If you’re reading this before your vacation, see if you can set yourself up for success before you leave. If you’re reading this on Sunday night before your first Monday back, you got this. Skip to the second section to pick up advice you can follow now that you’re back.
Before You Leave For Vacation
Tell People You Are Leaving
Your boss and coworkers will have a heads up, but be sure to spread the news of your absence to clients, customers, and collaborators too. Anyone you regularly communicate with should know that you are going on vacation. Try to give them 2 weeks notice or more, depending on the lead time of your work projects. Here are some tips to spread the word:
- Anytime you have a conversation that discusses future dates, make sure you speak up about your vacation.
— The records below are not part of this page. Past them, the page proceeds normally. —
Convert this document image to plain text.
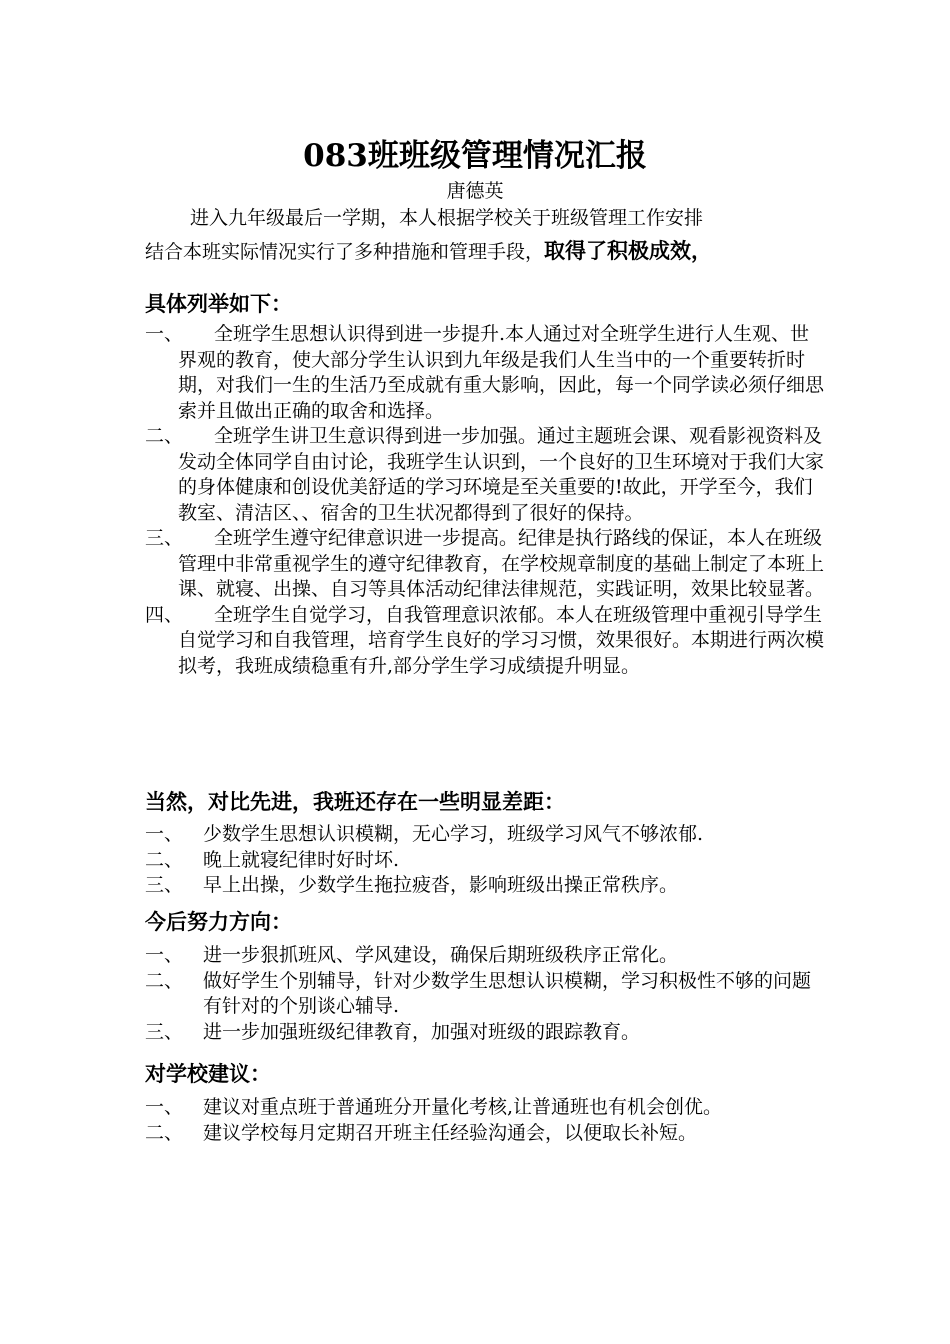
083班班级管理情况汇报
唐德英
进入九年级最后一学期，本人根据学校关于班级管理工作安排
结合本班实际情况实行了多种措施和管理手段，取得了积极成效，
具体列举如下：
一、	全班学生思想认识得到进一步提升.本人通过对全班学生进行人生观、世界观的教育，使大部分学生认识到九年级是我们人生当中的一个重要转折时期，对我们一生的生活乃至成就有重大影响，因此，每一个同学读必须仔细思索并且做出正确的取舍和选择。
二、	全班学生讲卫生意识得到进一步加强。通过主题班会课、观看影视资料及发动全体同学自由讨论，我班学生认识到，一个良好的卫生环境对于我们大家的身体健康和创设优美舒适的学习环境是至关重要的!故此，开学至今，我们教室、清洁区、、宿舍的卫生状况都得到了很好的保持。
三、	全班学生遵守纪律意识进一步提高。纪律是执行路线的保证，本人在班级管理中非常重视学生的遵守纪律教育，在学校规章制度的基础上制定了本班上课、就寝、出操、自习等具体活动纪律法律规范，实践证明，效果比较显著。
四、	全班学生自觉学习，自我管理意识浓郁。本人在班级管理中重视引导学生自觉学习和自我管理，培育学生良好的学习习惯，效果很好。本期进行两次模拟考，我班成绩稳重有升,部分学生学习成绩提升明显。
当然，对比先进，我班还存在一些明显差距：
一、	少数学生思想认识模糊，无心学习，班级学习风气不够浓郁.
二、	晚上就寝纪律时好时坏.
三、	早上出操，少数学生拖拉疲沓，影响班级出操正常秩序。
今后努力方向：
一、	进一步狠抓班风、学风建设，确保后期班级秩序正常化。
二、	做好学生个别辅导，针对少数学生思想认识模糊，学习积极性不够的问题有针对的个别谈心辅导.
三、	进一步加强班级纪律教育，加强对班级的跟踪教育。
对学校建议：
一、	建议对重点班于普通班分开量化考核,让普通班也有机会创优。
二、	建议学校每月定期召开班主任经验沟通会，以便取长补短。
- Add a short note about your upcoming vacation in your email signature, so people will see it every time they communicate with you. You
don’t have to go into details, just give the dates you are gone and an alternate person to email in your absence if necessary.
- Don’t forget to set up an email autoresponder that tells people you are on vacation.
- If you communicate over the phone, change your outgoing voicemail message to tell people the dates you are gone.2
Clean Up Your Inbox And Work Queue Before You Leave
The last thing you want to face when you return from vacation is a mountain of important deadlines and urgent emails. Before you leave, be kind to your future self, and try to complete as many tasks as possible. You’ll give yourself some breathing room, and your employer will be happy to see work completed early.
- If you use a task management program, look ahead to the week you return. Is there anything you can complete ahead of time?
- Make sure you’re completely caught up on email. Declutter your inbox to make space for what will come in while you’re away.
- Resolve any email conversations that have been going back and forth. If they can’t be resolved before you leave, make sure you give that person a heads up about your upcoming absence.
- Delete old voicemails.
- Organize your desk, and clear off anything you no longer need.3
Make These Two Lists
Have you ever had the experience of returning to work and wondering what it is exactly you do? If you spend a week or more unplugging, you may blissfully forget the nitty-gritty details of your work life. This can be wonderful for your stress levels, but not so great when you’re trying to get back into the swing of things. To support your return, make these two lists before you leave:
1. A List Of Your Current Projects
If you jot down a list of everything you currently work on, you’ll make it much easier to jump back in when you return. Bonus: if something comes up in your absence, a coworker can easily reference your work projects and jump in to help. Include:
- Your morning routine at work, along with daily tasks you do
- Every project you’re working on (and the status of each)
- Regular meetings you attend or lead
- Anything you are waiting on from other people
- Any unresolved correspondence you have with clients or customers
2. A List Of Priorities For When You Return
Before you leave for vacation, quickly sketch out what your week might look like when you return. While you’re at it, keep going, and create a list of longer-term priorities too. This will help you see the big picture when you sit at your desk on the morning of your return.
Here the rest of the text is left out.